J'ouvre cette discussion afin de débattre sur la soi-disant pénurie d'informaticiens en France (sûrement aussi valable pour d'autres pays européens) et de faire en même temps le parallèle avec l'âge moyen des informaticiens.

Tout d'abord en ce qui me concerne : je suis développeur J2EE en SSII, j'ai un bac+3 et bientôt 32 ans. Je suis actuellement l'un des plus "vieux" du service. J'occupe aussi des fonctions de chef de projet remplaçant, mais qui avouons-le ne me plaisent pas (et ça se ressent).

Je suis jaloux du système américain : là-bas un développeur peut faire carrière toute sa vie, alors qu'ici je ne pourrai bientôt plus car au-delà d'un certain âge je serai plus ou moins considéré comme un raté (corrigez-moi si je me trompe). Quelles solutions sont envisageables si je ne souhaite pas vivre à l'étranger ? La plus évidente serait de me mettre à mon compte. Mais si j'ai envie d'avoir une certaine sécurité d'emploi ? Si je ne suis pas forcément supercompétent, mais que mon métier me plaît malgré tout : http://www.commitstrip.com/fr/2014/0...coders-mood-2/ ?

J'entends depuis longtemps qu'une pénurie nationale est en cours concernant les informaticiens. Cela me gêne lorsque j'entends cette affirmation. En effet, cette dernière est incomplète selon moi. L'affirmation correcte serait : "une pénurie nationale concernant les JEUNES informaticiens". A cela on pourrait ajouter "et pas trop diplômés histoire de pas trop les payer".
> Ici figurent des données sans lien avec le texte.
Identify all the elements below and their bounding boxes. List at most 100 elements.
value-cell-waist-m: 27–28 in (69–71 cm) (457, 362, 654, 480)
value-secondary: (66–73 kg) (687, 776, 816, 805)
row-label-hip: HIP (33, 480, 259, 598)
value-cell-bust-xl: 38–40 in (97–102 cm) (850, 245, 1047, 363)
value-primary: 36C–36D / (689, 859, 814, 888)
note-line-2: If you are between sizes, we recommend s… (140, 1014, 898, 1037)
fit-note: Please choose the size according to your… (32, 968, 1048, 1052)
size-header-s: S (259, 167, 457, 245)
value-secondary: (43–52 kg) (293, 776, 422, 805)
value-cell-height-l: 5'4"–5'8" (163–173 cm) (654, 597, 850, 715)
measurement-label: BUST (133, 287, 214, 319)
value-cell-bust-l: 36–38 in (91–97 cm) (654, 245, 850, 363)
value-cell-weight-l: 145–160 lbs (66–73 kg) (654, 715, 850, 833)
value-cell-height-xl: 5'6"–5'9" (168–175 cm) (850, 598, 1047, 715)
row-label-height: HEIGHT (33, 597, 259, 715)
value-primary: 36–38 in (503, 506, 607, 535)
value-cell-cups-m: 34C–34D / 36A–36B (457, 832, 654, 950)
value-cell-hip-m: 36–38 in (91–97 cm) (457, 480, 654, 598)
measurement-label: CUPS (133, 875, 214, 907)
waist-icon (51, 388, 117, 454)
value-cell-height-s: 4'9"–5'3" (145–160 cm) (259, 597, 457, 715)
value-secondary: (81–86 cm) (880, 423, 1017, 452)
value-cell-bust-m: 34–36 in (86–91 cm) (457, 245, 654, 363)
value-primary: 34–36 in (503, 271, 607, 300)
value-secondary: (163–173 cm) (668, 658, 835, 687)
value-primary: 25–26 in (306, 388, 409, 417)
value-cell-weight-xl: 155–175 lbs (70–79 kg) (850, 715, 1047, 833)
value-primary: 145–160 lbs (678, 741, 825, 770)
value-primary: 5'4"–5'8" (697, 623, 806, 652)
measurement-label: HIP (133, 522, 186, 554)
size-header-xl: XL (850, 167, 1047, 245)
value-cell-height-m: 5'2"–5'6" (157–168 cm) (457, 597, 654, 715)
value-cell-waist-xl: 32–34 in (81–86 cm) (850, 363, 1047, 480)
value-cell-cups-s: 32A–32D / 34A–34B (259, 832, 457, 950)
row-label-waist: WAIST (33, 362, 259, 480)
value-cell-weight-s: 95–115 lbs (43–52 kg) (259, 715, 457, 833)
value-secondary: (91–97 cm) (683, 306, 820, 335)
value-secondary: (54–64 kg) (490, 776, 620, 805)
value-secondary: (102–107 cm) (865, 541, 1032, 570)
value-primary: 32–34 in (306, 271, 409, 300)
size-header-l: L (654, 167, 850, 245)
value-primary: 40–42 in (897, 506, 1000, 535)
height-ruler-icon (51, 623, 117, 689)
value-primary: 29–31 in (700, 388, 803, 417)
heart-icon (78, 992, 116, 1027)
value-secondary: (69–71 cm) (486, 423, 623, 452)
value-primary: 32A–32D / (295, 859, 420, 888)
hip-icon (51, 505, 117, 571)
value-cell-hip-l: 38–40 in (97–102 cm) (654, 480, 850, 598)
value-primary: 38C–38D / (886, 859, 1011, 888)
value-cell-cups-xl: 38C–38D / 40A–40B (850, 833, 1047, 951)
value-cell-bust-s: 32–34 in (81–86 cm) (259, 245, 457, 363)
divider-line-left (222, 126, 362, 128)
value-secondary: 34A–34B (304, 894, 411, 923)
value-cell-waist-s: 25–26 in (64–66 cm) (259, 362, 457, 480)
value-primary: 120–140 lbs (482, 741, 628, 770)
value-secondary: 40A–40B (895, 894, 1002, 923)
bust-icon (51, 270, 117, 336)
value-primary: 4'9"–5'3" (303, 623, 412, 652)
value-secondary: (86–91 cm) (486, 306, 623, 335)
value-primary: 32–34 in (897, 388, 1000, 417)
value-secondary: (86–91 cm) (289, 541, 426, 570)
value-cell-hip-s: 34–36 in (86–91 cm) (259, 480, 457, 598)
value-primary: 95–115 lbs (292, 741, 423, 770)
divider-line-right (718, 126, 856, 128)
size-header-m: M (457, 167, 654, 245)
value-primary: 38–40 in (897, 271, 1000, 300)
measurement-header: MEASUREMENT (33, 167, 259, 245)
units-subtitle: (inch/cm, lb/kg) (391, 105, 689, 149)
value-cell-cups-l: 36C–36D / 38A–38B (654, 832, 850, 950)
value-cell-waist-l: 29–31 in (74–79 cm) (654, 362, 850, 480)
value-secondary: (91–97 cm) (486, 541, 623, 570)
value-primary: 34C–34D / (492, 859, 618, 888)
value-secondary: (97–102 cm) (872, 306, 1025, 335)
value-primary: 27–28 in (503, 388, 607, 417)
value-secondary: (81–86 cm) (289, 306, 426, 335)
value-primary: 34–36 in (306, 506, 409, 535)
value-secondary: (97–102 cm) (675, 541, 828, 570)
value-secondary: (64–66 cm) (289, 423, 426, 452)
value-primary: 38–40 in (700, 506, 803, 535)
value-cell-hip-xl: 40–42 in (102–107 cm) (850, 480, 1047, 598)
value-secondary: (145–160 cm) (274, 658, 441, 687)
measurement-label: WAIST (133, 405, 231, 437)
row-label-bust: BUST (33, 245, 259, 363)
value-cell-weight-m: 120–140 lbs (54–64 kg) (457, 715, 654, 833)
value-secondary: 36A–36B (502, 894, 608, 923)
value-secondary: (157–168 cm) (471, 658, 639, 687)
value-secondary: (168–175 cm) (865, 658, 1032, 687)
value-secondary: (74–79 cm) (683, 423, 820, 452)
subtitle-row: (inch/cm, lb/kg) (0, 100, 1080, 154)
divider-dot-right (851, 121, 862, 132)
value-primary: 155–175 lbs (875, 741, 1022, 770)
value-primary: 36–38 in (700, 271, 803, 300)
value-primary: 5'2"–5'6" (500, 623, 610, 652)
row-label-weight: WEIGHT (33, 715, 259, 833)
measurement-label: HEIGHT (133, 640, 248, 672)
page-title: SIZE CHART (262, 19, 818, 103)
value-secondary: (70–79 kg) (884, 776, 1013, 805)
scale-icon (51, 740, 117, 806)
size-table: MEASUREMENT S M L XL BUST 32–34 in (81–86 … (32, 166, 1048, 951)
J'exagère ? Pourtant, les SSII sont en train de jeter leur dévolu sur les profils BTS.
Bien entendu, le recrutement des BAC PRO et des BTS est forcément bénéfique pour l'entreprise. Cela fait de la main d'œuvre qualifiée pour pas trop cher.
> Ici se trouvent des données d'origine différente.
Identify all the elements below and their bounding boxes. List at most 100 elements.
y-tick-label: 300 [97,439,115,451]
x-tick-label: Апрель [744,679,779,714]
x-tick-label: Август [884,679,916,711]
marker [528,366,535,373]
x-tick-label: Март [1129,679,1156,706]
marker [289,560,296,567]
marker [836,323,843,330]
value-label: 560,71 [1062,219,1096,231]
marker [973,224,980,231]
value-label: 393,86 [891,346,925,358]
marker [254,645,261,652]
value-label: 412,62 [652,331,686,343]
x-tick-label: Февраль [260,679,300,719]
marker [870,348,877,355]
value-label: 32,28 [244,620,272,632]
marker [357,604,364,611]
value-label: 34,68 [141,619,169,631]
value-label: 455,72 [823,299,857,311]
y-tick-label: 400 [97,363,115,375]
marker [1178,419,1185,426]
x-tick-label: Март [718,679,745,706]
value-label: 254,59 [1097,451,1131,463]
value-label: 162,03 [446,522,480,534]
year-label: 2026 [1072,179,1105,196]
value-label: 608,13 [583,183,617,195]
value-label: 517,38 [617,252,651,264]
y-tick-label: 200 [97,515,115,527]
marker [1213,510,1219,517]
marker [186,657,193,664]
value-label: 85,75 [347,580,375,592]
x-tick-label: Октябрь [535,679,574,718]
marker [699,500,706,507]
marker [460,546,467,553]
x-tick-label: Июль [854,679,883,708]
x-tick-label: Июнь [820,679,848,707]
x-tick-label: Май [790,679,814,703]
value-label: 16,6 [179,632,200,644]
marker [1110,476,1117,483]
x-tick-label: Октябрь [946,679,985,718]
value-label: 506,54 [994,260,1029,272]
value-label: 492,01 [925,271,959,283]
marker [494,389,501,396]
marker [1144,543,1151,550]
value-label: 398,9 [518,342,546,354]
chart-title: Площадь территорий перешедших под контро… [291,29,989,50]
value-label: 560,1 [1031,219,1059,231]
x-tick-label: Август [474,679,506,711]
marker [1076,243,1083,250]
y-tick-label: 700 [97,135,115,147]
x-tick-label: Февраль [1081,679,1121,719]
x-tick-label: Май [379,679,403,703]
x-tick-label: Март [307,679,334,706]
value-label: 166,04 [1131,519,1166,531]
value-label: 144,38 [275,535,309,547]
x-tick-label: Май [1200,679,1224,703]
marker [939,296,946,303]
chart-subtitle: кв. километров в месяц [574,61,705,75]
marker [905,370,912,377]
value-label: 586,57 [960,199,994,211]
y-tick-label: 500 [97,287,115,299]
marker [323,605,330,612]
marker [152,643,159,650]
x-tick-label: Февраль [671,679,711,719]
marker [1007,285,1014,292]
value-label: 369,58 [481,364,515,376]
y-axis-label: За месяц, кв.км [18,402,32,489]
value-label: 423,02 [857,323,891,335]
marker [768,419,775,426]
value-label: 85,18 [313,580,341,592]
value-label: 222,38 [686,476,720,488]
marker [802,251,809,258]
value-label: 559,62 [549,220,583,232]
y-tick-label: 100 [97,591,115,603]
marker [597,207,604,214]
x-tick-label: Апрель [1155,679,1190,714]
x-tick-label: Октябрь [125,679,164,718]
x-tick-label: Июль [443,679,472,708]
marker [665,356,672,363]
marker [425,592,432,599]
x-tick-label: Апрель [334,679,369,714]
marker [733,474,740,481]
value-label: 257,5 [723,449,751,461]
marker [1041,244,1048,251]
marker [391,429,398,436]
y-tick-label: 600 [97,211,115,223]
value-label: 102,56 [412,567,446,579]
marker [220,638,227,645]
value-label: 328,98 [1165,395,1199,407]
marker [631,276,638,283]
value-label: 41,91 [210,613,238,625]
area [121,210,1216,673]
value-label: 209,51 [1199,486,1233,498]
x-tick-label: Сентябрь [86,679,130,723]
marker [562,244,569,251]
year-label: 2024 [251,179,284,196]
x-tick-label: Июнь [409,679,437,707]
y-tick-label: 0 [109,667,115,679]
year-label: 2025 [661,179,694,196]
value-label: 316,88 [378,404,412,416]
A ce propos la question suivante peut se poser : le recrutement en masse est bien beau, mais que va devenir tout ce monde d'ici quelques années lorsque le besoin ne sera plus aussi élevé ?
Est-ce que l'histoire des mines (cf. années 70-80) va se répéter, avec tout ce qui va avec (chômage...) ?

A l'heure des rapports gouvernementaux qui veulent valoriser les talents des développeurs français (rapport Krim : http://www.redressement-productif.go...ut-pour-france), nos chers dirigeants ne passent-ils pas à côté de l'essentiel ?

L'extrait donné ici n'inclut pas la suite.